Mihir Gadgil is a Senior Information Engineer within the AWS Gross sales, Advertising, and International Providers (SMGS) org, specializing in enterprise-scale knowledge options and generative AI purposes. With 9+ years of expertise and a Grasp’s in Data Know-how & Administration, he focuses on constructing strong knowledge pipelines, advanced knowledge modeling, and ETL/ELT processes. His experience drives enterprise transformation via revolutionary knowledge engineering options, superior analytics capabilities.
Carlos Chinchilla is a Options Architect at Amazon Net Providers (AWS), the place he works with prospects throughout EMEA to implement AI and machine studying options. With a background in telecommunications engineering from the Technical College of Madrid, he focuses on constructing AI-powered purposes utilizing each open supply frameworks and AWS companies. His work consists of creating AI assistants, machine studying pipelines, and serving to organizations use cloud applied sciences for innovation.

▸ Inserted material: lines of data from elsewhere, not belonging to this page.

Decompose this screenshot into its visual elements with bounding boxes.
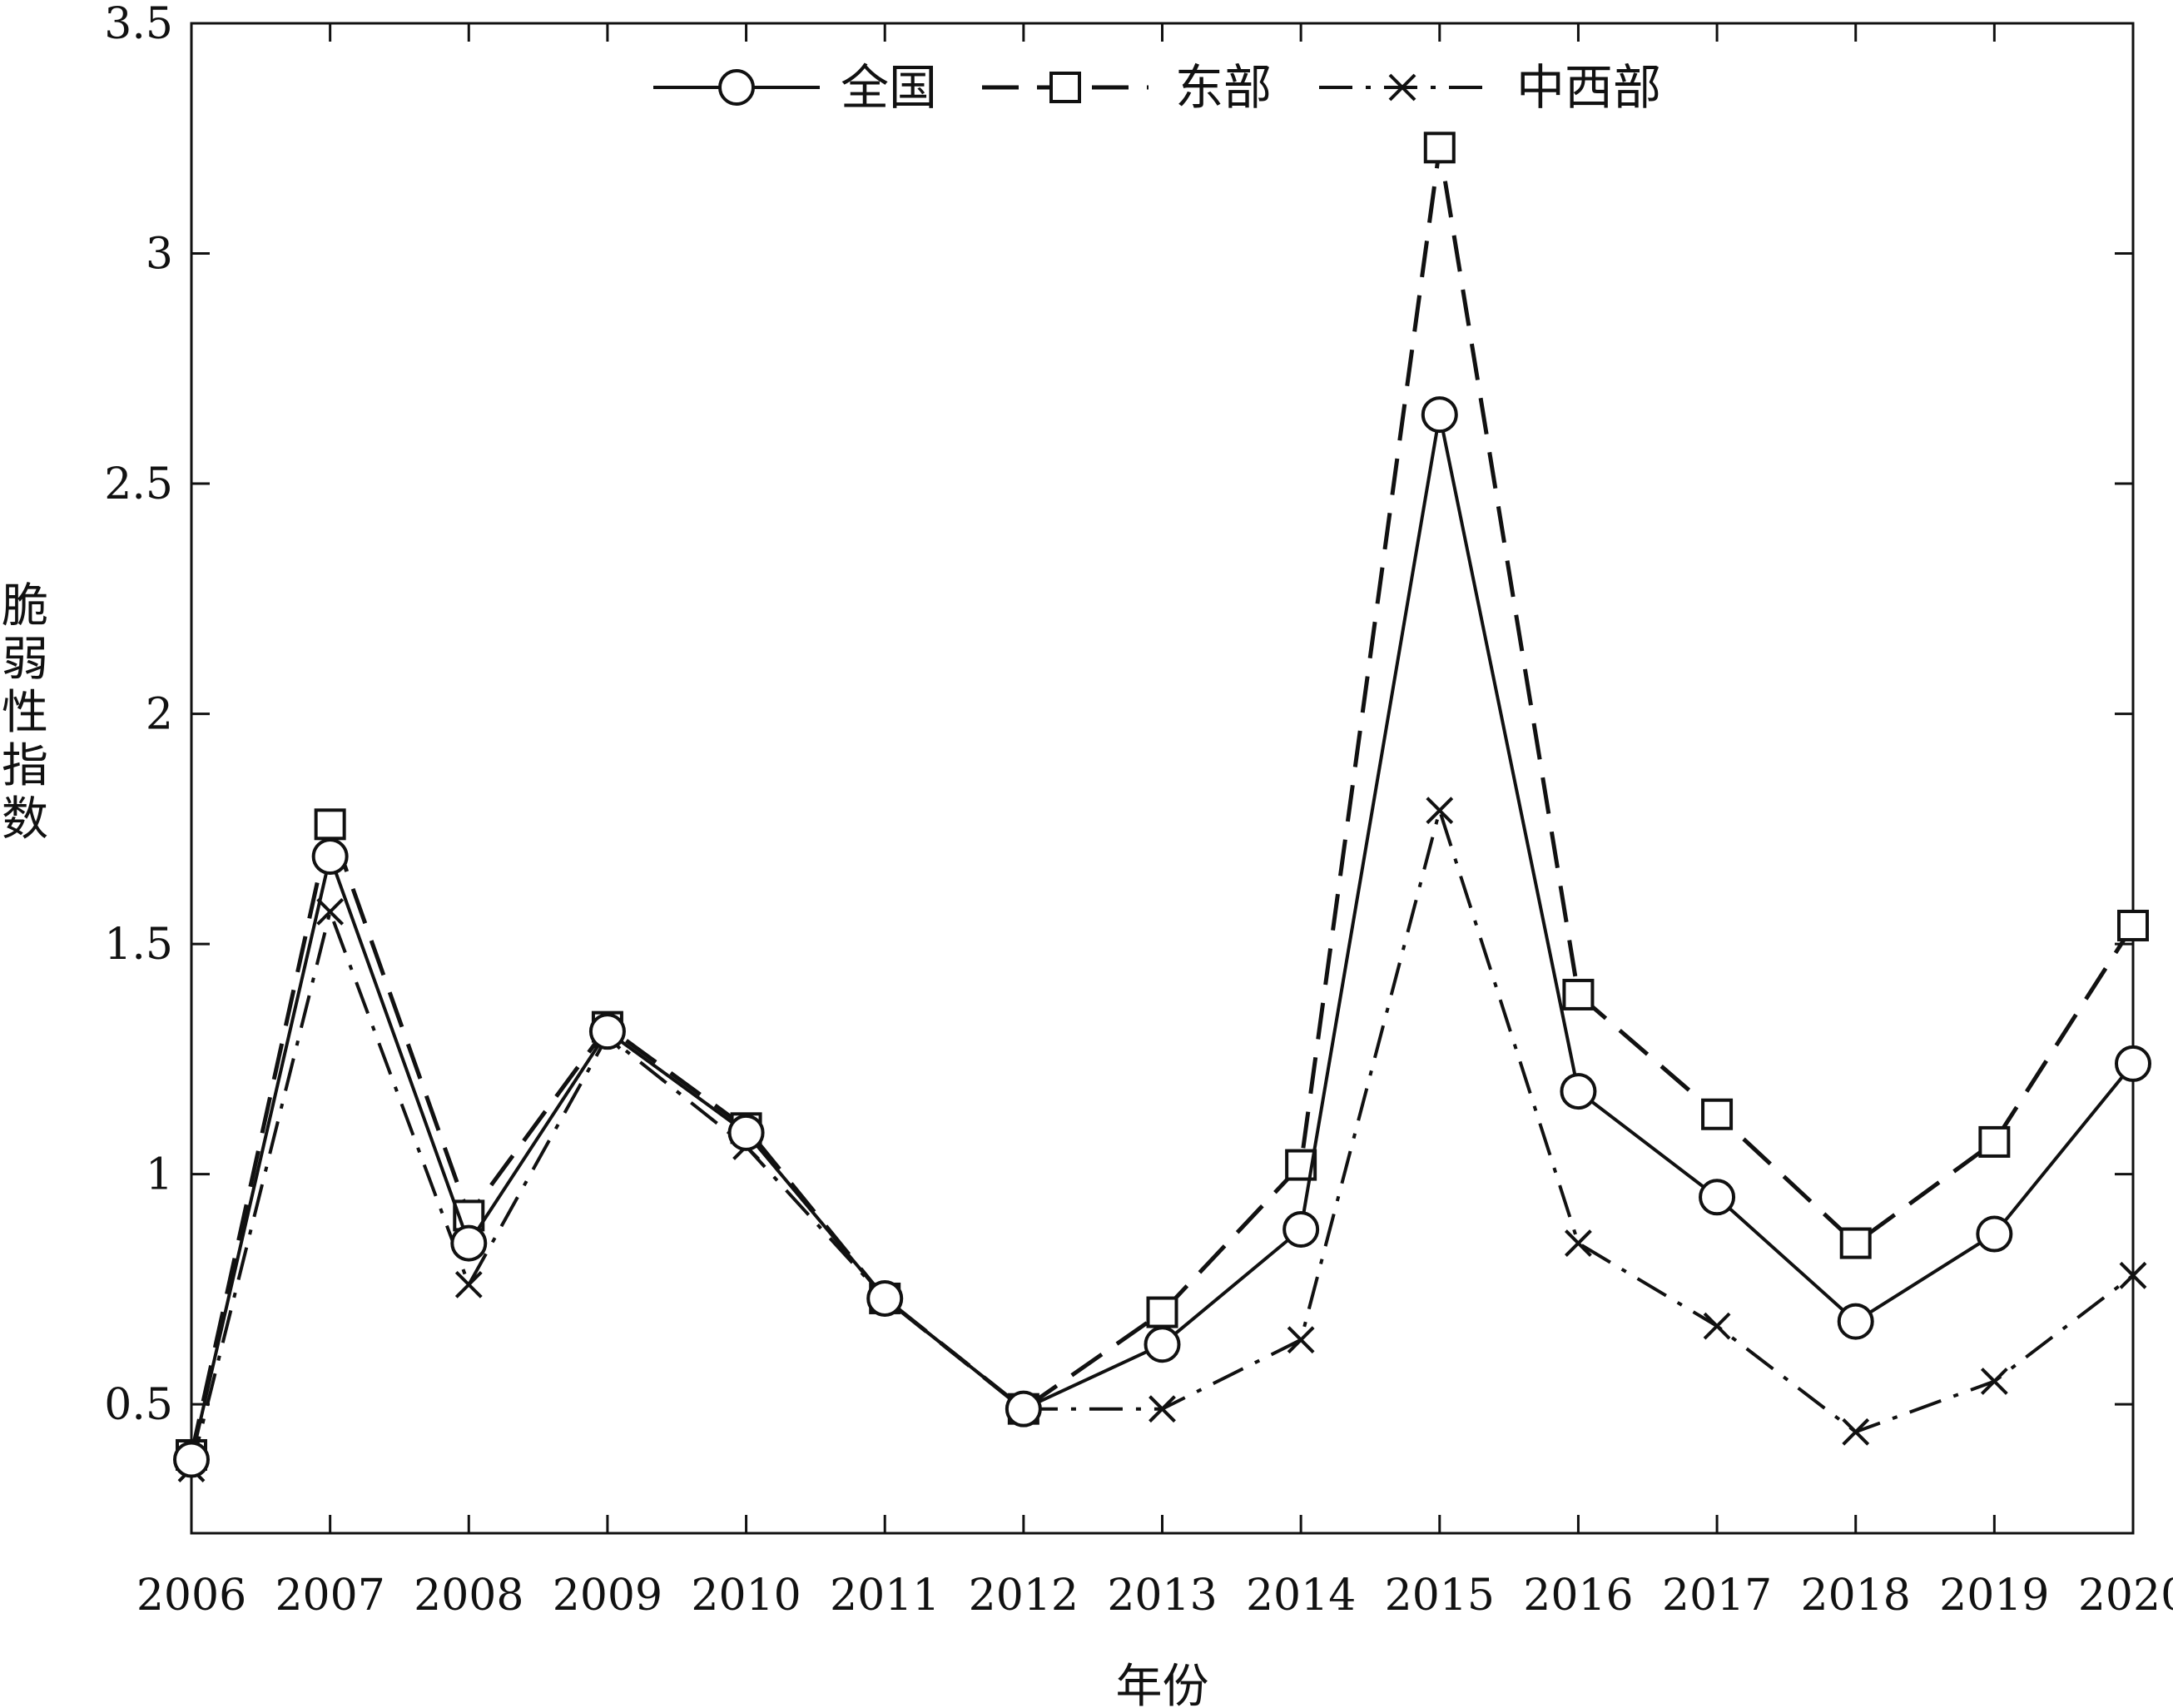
data-point-square xyxy=(1562,978,1595,1010)
data-point-circle xyxy=(1421,396,1458,434)
data-point-circle xyxy=(2115,1045,2151,1082)
x-tick-label: 2011 xyxy=(830,1571,940,1621)
data-point-cross xyxy=(1980,1368,2008,1395)
data-point-circle xyxy=(1144,1326,1181,1363)
x-axis-tick-labels: 2006 2007 2008 2009 2010 2011 2012 2013 2014 2015… xyxy=(136,1571,2173,1621)
y-tick-label: 2.5 xyxy=(104,459,173,509)
y-tick-label: 1 xyxy=(146,1150,173,1200)
y-axis-title-char: 脆 xyxy=(2,579,48,633)
data-point-circle xyxy=(173,1441,210,1478)
legend-marker-cross xyxy=(1388,73,1416,102)
y-axis-tick-labels: 0.5 1 1.5 2 2.5 3 3.5 xyxy=(104,0,173,1430)
legend-label: 全国 xyxy=(841,59,937,116)
data-point-square xyxy=(314,808,346,841)
y-tick-label: 3.5 xyxy=(104,0,173,49)
data-point-square xyxy=(1978,1125,2011,1158)
x-tick-label: 2017 xyxy=(1662,1571,1772,1621)
x-tick-label: 2012 xyxy=(969,1571,1079,1621)
data-point-cross xyxy=(1842,1418,1870,1446)
y-axis-title-char: 指 xyxy=(2,739,48,793)
legend-label: 东部 xyxy=(1175,59,1272,116)
legend-marker-square xyxy=(1049,72,1081,103)
data-point-cross xyxy=(1287,1326,1315,1354)
y-tick-label: 3 xyxy=(146,230,173,280)
data-point-cross xyxy=(2119,1261,2147,1289)
series-square xyxy=(176,132,2149,1471)
data-point-square xyxy=(1423,132,1456,164)
data-point-cross xyxy=(1149,1395,1176,1423)
y-axis-title: 脆弱性指数 xyxy=(2,579,48,847)
y-axis-title-char: 弱 xyxy=(2,633,48,687)
series-line xyxy=(190,808,2135,1470)
x-tick-label: 2016 xyxy=(1523,1571,1633,1621)
data-point-cross xyxy=(454,1270,483,1298)
data-point-square xyxy=(1146,1296,1178,1328)
x-tick-label: 2018 xyxy=(1801,1571,1911,1621)
series-circle xyxy=(173,396,2151,1478)
legend-marker-circle xyxy=(718,69,755,106)
legend-item-circle: 全国 xyxy=(653,59,937,116)
x-tick-label: 2009 xyxy=(553,1571,662,1621)
data-point-cross xyxy=(1565,1229,1592,1257)
data-point-circle xyxy=(1282,1210,1320,1248)
x-tick-label: 2013 xyxy=(1107,1571,1217,1621)
y-axis-title-char: 性 xyxy=(2,686,48,740)
data-point-circle xyxy=(311,838,349,876)
x-tick-label: 2007 xyxy=(275,1571,384,1621)
legend-item-cross: 中西部 xyxy=(1319,59,1661,116)
axis-ticks xyxy=(190,22,2135,1533)
data-point-circle xyxy=(1699,1179,1736,1216)
data-point-square xyxy=(1701,1098,1734,1130)
series-cross xyxy=(177,797,2147,1482)
x-tick-label: 2020 xyxy=(2078,1571,2173,1621)
data-point-cross xyxy=(1426,797,1454,825)
data-point-circle xyxy=(727,1114,765,1151)
x-tick-label: 2019 xyxy=(1939,1571,2049,1621)
data-point-circle xyxy=(1976,1215,2013,1253)
data-point-circle xyxy=(1837,1303,1874,1340)
legend-label: 中西部 xyxy=(1516,59,1661,116)
data-point-circle xyxy=(588,1013,626,1050)
legend-item-square: 东部 xyxy=(982,59,1272,116)
series-layer xyxy=(173,132,2151,1482)
y-tick-label: 1.5 xyxy=(104,920,173,970)
data-point-circle xyxy=(450,1224,488,1262)
x-tick-label: 2010 xyxy=(691,1571,801,1621)
x-tick-label: 2014 xyxy=(1246,1571,1356,1621)
y-tick-label: 2 xyxy=(146,690,173,740)
data-point-circle xyxy=(1560,1073,1597,1110)
y-axis-title-char: 数 xyxy=(2,792,48,847)
x-tick-label: 2015 xyxy=(1385,1571,1495,1621)
x-tick-label: 2008 xyxy=(414,1571,523,1621)
data-point-circle xyxy=(1005,1390,1042,1427)
x-tick-label: 2006 xyxy=(136,1571,246,1621)
data-point-square xyxy=(1839,1227,1872,1259)
data-point-square xyxy=(2117,909,2149,941)
legend: 全国 东部 中西部 xyxy=(653,59,1661,116)
y-tick-label: 0.5 xyxy=(104,1380,173,1430)
data-point-cross xyxy=(316,897,345,926)
data-point-circle xyxy=(866,1279,904,1317)
x-axis-title: 年份 xyxy=(1116,1660,1209,1708)
data-point-cross xyxy=(1703,1312,1731,1340)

Sofian Hamiti is a know-how chief with over 10 years of expertise constructing AI options, and main high-performing groups to maximise buyer outcomes. He’s passionate in empowering various expertise to drive world impression and obtain their profession aspirations.
Sujit Narapareddy, Head of Information & Analytics at AWS International Gross sales, is a know-how chief driving world enterprise transformation. He leads knowledge product and platform groups that energy AWS’s Go-to-Market via AI-augmented analytics and clever automation. With a confirmed observe file in enterprise options, he has reworked gross sales productiveness, knowledge governance, and operational excellence. Beforehand at JPMorgan Chase Enterprise Banking, he formed next-generation FinTech capabilities via knowledge innovation.